Since your child has to have earned income, they will need a checking account to fund the Roth IRA. This account must have the EFT (electronic funds transfer) option available in order to properly fund their Roth IRA.
However, you, as the parent, can also put money into their Roth IRA as a gift. So don’t discount this as another option to fund their Roth IRA if your child isn’t making enough earned income to fully fund it.
Who Can Open A Roth IRA
Anyone who has earned income can open a Roth IRA, including college students. If they are older than 18, they can open their own Roth account without needing a custodial account holder.

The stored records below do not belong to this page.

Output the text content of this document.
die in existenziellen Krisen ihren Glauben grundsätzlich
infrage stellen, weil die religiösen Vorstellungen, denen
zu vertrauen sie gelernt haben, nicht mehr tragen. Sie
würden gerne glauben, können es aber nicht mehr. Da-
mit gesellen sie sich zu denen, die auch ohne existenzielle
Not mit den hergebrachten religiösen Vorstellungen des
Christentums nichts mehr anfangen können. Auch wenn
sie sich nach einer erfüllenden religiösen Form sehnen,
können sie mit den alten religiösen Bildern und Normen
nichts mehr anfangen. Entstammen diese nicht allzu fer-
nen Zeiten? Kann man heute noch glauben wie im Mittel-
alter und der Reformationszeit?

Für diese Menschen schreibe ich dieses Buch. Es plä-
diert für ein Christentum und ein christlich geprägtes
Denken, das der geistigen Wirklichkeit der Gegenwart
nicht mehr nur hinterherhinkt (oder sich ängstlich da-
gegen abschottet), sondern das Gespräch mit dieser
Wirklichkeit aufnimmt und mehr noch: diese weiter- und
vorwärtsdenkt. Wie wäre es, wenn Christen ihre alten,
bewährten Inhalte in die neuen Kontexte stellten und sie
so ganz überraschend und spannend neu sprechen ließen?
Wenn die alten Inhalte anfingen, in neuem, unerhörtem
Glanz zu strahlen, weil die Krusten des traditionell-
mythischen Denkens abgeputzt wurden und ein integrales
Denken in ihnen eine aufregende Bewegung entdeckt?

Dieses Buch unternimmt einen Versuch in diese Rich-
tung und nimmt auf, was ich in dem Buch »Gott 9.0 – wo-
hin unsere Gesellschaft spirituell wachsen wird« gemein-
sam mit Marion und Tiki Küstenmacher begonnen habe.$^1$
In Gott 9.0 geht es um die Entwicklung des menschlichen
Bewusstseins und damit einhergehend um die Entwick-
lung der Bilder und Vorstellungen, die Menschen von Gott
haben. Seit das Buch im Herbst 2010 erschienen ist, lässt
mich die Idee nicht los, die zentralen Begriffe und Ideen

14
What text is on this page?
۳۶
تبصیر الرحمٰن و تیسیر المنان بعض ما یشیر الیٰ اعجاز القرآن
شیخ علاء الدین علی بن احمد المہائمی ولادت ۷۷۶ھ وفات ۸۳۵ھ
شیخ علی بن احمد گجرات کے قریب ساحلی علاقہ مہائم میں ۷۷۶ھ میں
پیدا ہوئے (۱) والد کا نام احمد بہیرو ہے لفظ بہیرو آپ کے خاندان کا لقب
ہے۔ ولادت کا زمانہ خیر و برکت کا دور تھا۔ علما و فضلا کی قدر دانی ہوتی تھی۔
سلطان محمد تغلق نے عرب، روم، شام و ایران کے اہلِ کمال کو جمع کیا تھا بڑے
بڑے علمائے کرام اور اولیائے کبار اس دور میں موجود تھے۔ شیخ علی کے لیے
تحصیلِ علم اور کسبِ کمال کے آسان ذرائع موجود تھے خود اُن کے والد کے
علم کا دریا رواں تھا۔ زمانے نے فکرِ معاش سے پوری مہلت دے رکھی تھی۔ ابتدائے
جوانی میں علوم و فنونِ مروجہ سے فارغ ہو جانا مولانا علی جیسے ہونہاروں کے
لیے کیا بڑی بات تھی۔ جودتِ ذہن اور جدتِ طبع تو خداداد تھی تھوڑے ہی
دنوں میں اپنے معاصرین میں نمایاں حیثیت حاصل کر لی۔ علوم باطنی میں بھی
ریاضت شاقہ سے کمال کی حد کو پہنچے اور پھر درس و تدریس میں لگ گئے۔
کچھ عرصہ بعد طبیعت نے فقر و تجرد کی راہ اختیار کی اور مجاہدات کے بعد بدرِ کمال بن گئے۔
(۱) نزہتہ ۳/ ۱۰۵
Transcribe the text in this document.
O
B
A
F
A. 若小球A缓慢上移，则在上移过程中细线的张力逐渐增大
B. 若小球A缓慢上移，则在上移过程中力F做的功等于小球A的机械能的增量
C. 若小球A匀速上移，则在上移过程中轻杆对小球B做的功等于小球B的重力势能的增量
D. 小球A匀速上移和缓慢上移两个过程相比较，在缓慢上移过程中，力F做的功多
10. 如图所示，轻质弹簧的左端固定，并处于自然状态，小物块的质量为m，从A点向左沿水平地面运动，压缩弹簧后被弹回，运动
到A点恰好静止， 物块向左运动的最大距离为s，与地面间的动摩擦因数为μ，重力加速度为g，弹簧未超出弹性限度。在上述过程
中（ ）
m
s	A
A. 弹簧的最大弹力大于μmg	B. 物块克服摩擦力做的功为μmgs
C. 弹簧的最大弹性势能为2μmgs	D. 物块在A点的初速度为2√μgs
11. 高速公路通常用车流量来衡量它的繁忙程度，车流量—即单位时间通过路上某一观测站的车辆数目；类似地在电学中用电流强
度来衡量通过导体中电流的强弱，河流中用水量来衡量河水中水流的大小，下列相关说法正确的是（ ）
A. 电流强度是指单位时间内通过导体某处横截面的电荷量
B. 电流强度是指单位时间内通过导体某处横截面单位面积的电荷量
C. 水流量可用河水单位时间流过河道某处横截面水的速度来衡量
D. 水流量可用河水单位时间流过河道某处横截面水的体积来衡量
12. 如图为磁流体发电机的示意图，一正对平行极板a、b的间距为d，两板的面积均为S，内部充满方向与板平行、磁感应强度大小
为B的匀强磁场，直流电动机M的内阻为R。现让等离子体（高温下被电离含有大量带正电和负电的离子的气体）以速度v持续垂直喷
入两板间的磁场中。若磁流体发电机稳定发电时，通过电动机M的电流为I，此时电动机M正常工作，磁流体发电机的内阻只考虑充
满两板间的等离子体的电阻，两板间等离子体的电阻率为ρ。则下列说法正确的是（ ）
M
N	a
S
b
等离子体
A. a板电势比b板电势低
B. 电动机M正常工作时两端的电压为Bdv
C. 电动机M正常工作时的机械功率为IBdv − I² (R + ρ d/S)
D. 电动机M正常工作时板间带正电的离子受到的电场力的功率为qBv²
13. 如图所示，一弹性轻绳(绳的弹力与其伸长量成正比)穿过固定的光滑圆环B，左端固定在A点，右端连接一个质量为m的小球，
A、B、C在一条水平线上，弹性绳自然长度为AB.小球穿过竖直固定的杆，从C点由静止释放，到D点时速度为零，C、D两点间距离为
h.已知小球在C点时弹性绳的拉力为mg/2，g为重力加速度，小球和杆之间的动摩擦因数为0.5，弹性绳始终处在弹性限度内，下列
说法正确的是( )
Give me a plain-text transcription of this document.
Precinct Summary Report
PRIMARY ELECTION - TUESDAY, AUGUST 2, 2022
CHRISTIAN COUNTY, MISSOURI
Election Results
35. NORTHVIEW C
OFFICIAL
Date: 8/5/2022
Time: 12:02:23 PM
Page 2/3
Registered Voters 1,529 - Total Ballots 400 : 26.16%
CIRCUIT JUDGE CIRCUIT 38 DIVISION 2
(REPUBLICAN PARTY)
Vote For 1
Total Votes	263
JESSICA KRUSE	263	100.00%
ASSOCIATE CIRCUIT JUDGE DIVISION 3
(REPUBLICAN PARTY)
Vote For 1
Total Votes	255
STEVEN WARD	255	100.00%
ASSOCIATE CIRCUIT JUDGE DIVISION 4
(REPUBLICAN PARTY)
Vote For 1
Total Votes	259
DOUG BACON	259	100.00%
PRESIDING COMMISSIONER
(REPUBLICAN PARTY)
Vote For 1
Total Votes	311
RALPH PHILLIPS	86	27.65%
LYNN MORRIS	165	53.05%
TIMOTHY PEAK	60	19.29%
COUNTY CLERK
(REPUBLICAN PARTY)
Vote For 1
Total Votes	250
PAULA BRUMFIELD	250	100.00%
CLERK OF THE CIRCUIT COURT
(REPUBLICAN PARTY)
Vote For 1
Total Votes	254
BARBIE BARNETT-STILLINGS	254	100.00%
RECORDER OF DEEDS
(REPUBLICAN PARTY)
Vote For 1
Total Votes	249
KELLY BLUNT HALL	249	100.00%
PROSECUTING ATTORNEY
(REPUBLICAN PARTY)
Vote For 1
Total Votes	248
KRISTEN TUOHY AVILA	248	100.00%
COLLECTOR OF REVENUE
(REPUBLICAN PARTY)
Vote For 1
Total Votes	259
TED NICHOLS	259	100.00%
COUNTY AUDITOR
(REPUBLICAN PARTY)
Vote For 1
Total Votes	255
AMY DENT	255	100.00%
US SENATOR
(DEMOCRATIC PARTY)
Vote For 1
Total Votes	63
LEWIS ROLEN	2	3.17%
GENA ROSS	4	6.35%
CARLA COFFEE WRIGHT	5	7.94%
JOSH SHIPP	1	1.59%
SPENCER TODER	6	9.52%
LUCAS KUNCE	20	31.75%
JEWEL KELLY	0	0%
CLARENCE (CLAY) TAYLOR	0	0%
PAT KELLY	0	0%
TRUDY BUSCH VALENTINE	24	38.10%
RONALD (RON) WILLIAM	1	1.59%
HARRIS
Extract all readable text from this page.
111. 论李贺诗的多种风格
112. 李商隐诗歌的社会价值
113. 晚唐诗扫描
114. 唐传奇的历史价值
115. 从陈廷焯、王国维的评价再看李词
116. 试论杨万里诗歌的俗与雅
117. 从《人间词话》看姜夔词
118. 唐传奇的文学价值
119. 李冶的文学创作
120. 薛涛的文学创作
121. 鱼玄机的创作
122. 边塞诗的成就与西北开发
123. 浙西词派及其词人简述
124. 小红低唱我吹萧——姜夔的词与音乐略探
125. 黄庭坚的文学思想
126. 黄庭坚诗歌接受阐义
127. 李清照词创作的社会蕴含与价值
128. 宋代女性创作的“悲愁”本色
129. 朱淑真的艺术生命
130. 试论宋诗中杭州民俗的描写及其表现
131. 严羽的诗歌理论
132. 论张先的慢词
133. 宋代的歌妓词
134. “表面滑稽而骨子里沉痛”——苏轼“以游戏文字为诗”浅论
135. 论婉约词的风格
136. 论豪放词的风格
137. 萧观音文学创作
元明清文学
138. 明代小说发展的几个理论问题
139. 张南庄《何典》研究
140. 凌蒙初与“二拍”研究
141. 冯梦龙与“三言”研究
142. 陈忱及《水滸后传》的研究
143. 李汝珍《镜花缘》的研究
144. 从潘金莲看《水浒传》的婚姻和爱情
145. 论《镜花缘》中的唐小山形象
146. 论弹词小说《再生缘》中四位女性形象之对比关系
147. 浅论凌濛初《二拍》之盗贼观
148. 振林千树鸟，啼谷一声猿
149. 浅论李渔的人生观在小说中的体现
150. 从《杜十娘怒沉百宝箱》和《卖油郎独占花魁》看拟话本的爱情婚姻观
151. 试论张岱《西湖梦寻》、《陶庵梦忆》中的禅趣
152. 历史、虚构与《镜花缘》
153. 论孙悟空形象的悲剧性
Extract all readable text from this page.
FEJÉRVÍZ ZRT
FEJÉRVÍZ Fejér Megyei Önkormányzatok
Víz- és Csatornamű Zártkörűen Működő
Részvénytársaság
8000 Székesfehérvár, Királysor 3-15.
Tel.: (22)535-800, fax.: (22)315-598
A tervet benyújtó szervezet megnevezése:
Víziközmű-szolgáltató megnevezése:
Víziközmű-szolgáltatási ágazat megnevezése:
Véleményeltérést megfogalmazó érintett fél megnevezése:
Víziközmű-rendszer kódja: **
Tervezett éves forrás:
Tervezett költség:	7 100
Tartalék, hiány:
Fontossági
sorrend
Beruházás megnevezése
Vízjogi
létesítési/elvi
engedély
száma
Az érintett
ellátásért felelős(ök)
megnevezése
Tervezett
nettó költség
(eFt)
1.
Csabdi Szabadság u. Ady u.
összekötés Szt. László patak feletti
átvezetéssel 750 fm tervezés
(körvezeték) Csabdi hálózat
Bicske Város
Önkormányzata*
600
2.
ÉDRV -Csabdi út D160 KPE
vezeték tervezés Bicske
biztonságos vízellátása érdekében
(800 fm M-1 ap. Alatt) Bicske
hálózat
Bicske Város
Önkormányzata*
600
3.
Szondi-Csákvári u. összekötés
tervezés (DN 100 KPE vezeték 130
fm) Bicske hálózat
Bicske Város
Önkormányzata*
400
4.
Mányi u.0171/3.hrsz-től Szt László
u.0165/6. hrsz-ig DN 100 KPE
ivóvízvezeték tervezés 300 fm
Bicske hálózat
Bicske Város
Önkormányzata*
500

But, if they are 17 or younger, the account needs to be opened by an adult. That adult will be considered the custodian of the account, but the account will be listed in the minor’s name.
However, once the minor turns 18, the account can be released to them as the main account holder.
I know quite a few parents who haven’t even told their children about their Roth IRA accounts. They haven’t mostly because they are afraid they will use the money on ineligible expenses. And I don’t blame them for thinking that. After all, we were all young once and knew way less than we thought. Especially as it pertained to money!
Roth IRA Wrap-Up
Overall, opening a Roth IRA for your child can only help them. They can use the magic of compounding interest to grow their account and can do so fairly quickly.
But the real benefits are using the Roth IRA for college or other expenses like purchasing a home. Since so many Americans are in debt just from these two things, it makes sense to use whatever tools we have to set our children up for a better, debt-free future.
If establishing a Roth IRA for college and helping my children understand the benefits of using it, then it’s a tool I’m happy to have available.
Have you opened a Roth IRA for your children? If so, what was your reason for choosing this type of account over another savings vehicle?